After 15 Big Games representing Cal as a player, coach, and broadcaster, Troy Taylor will be on the Stanford side for the first time when the Cardinal coach faces the Bears Saturday at Stanford Stadium (3:30 p.m., Pac-12 Network).
“It’s gonna be a little strange,” Taylor said. “I think once the game gets going, it’ll feel pretty normal to go into a kind of competition mode, but yeah, it’ll be a different experience for sure.”
Taylor was Cal’s quarterback from 1986-89 and started two Big Games, which resulted in a tie in 1988 and a loss in 1989. He graduated as the program’s all-time leading passer with 8,126 yards.
He soon turned to coaching, and had stints coaching receivers, quarterbacks and tight ends at Cal from 1996-99, even serving as the team’s recruiting coordinator in 1999. When he stepped away from coaching, he worked as an analyst on Cal radio broadcasts from 2005-11.
“Just being a part of Cal for so long and having such a love for the university and what it’s given me, I’ll always have a lot of gratitude for the university, the program there, and I always will love Cal,” Taylor said. “Now being on the other side of it, this is my family – the Stanford Cardinal – and excited to be able to go into a battle.”

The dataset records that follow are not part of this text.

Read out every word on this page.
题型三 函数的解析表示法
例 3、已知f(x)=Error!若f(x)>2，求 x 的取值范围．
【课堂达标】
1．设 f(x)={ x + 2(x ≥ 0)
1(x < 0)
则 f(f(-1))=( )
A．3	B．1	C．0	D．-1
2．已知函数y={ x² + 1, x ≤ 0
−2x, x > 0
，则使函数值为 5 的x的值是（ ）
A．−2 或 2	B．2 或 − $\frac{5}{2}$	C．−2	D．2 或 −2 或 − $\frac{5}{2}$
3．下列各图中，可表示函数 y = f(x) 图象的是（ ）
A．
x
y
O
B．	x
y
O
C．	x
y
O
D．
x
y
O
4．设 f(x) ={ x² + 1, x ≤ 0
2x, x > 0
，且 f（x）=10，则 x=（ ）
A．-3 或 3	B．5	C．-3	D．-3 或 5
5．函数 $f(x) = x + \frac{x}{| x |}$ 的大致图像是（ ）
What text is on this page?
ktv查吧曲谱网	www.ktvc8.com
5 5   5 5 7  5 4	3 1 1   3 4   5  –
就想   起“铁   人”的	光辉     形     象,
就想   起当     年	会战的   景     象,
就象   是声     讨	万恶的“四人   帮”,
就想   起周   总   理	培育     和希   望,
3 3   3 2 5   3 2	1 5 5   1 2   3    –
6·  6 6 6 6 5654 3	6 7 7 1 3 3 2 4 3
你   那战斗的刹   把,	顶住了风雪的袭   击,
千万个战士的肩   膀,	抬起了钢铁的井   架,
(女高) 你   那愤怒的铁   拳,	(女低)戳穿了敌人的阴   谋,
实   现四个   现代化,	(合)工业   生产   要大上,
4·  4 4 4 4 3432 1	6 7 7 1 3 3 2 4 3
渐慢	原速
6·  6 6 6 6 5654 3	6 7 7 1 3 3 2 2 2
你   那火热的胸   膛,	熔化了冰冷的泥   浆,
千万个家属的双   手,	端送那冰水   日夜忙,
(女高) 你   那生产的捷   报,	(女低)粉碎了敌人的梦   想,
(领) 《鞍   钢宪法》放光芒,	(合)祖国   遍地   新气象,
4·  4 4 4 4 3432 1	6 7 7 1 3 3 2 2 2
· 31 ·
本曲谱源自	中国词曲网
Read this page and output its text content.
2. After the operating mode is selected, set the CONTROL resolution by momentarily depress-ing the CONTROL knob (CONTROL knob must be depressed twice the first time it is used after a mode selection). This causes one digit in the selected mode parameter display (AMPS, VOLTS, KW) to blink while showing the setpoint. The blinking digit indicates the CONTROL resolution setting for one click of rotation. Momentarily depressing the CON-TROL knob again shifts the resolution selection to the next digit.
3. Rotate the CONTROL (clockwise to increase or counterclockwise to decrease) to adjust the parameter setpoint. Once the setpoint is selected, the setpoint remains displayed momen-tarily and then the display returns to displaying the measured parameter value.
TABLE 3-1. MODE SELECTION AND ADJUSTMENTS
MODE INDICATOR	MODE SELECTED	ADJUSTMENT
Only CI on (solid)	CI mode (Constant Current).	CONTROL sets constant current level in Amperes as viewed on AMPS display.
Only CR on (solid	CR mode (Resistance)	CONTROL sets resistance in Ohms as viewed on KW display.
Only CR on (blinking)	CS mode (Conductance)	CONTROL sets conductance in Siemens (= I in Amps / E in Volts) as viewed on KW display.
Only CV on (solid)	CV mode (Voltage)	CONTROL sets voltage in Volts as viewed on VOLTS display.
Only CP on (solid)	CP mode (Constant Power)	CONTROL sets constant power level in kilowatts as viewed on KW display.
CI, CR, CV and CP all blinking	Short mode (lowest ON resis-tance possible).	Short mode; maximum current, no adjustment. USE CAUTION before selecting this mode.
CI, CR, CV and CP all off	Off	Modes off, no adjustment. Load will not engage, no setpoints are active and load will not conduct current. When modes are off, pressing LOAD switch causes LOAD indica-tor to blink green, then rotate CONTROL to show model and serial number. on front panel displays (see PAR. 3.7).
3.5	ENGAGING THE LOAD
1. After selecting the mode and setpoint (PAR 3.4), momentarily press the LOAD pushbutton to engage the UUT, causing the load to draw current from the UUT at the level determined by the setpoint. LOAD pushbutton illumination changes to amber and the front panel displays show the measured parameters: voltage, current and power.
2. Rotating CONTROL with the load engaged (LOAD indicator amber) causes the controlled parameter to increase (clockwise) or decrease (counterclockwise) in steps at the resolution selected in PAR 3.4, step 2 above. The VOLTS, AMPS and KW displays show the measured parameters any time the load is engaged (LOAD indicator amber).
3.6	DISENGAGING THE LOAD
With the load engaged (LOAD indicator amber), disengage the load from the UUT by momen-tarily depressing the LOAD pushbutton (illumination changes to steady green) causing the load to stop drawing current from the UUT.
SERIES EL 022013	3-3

Taylor’s playing career featured two of the most memorable games in the rivalry, which has been played 125 times on the football field. As a freshman, Taylor was sidelined with a broken jaw when 1-9 Cal upset 16th-ranked Stanford in the final game for coach Joe Kapp, who knew he was being fired after the season. Taylor’s junior year, when he made his first start against the Cardinal, Stanford’s Tuan Van Le blocked a 20-yard field goal at the end to preserve a 19-19 tie – the last tie in Big Game history.
“I remember neither team really knew what to do,” Taylor said about the tie. “Because typically, your memories of The Big Game my freshman year is Joe Kapp being carried off the field, it was a huge upset and everybody’s on the field and you celebrate and you run around with the Axe and it’s just great energy. And if you lose the game you saunter off, and you’re not really that excited. So once we all realized it was a tie and there was going to be no celebration for either team, we just kind of walked off and left. It was very strange.”
But Taylor had another strong memory from the tie game, and it wasn’t something that happened between the lines. He remembered looking at the south endzone and seeing a scuffle between the mascots, Oski the Bear and the Stanford Tree.
“It was a legitimate fight,” Taylor said. “They were trying to hurt each other. It was in between series and I remember Oski trying to tear the Tree apart and I remember Oski pointed his finger – one of those four fingers he has – at the Tree, like ‘This isn’t over,’ you know? I’m like, this is bizarre. I was living in a cartoon world or something.”
And now Taylor will experience the rivalry from the other sideline.
“Obviously every game is really important, but there’s a different energy around the Bay Area, and people are a little bit more interested in this game,” Taylor said. “There’s no other rivalry like Cal-Stanford where I think the universities have so much respect for each other and what they stand for, and being obviously so close in proximity, and we’ve had wild games that have taken place here. People on the national stage still remember The Play. So it’s exciting to be a part of it.”